Dr. Sweatman served as UMTRI's director from 2005 to 2015. He retains an appointment within UMTRI as a research scientist and currently serves as the director of the Michigan Mobility Transformation Center.
Dr. Sweatman is working to create new research and policy capabilities to address the broader challenges of safety, mobility, energy and greenhouse emissions; he is also helping to develop new research fields assisting the transition from todays automotive industry to the transportation industries of the future. Dr. Sweatmans current research interests include intelligent transportation systems (ITS) and vehicle electrification.
In January 2010 Dr. Sweatman was appointed by Transportation Secretary LaHood to the U.S. Department of Transportations ITS Advisory Committee. Dr. Sweatman currently serves on the ITS America Board of Directors and chairs the ITS America Safety Forum. He is a past president of ITS Michigan. He serves on the SAE Truck and Bus Council, and as editor of the International Journal of Commercial Vehicles. In 2006, he served on the National Academies Review of USDOT Strategic Plan for Transportation Research and Technology. He is a past member of the Ford Global Citizenship Review Committee.
Dr. Sweatman is an international leader in the scientific field of heavy-vehicle-infrastructure interaction.
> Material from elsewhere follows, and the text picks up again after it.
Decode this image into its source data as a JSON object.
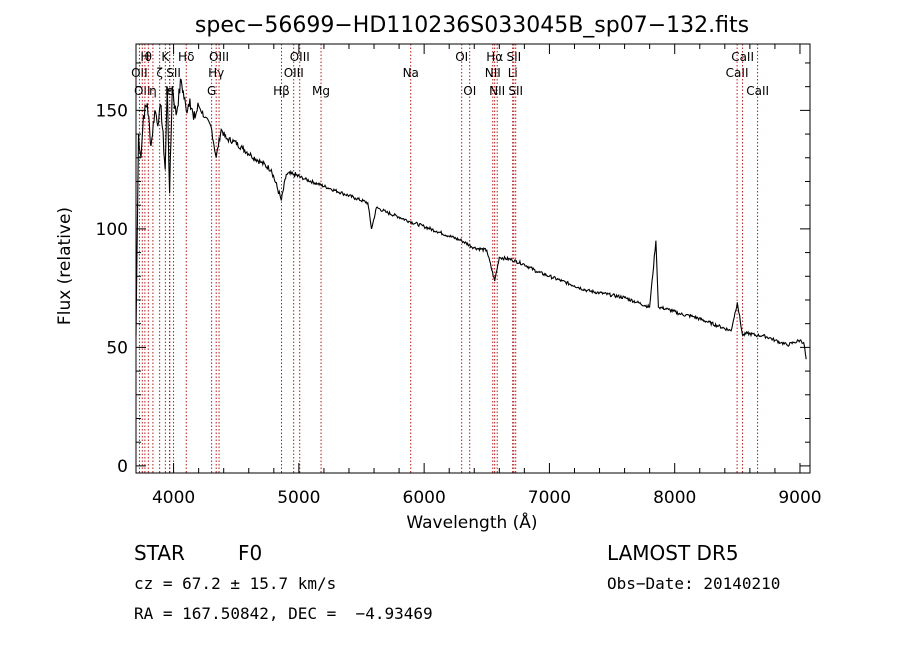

He is a strong advocate for performance-based standards (PBS) as an improved method for regulating heavy vehicles. His work has been influential in developing truck size and weight evaluation tools for the Federal Highway Administration and the world's first comprehensive PBS regulatory regime for Australia. He chaired the landmark DIVINE study of vehicle-infrastructure interaction for the Organization for Economic cooperation and Development (OECD) and is a past president of the International Forum for Road Transport Technology.
Dr. Sweatman's research has crossed the boundaries of traditional engineering disciplines and his work has been widely recognized in the fields of vehicle design and engineering, vehicle safety, road safety, driver performance, highway condition monitoring, heavy vehicle standards and regulations, and transport economics and policy. He has a strong interest in advanced safety systems which help drivers to avoid crashes, and in communication technology which will not only prevent crashes but also improve traffic flow. He is the author of numerous articles and technical reports and has presented extensively at international conferences and meetings.
Dr Sweatman was appointed UMTRI director in September 2004. He came to UMTRI after a successful career in transportation research and development in his native Australia working in both the private and public sectors - and with extensive international experience. Dr. Sweatman was elected to the Australian Academy of Technological Sciences and Engineering in 1997, and was awarded the Centenary Medal in 2002 by the Prime Minister of Australia for service to Australian society in transportation engineering. He was named Australian Freight Industry Personality of the Year in 2004.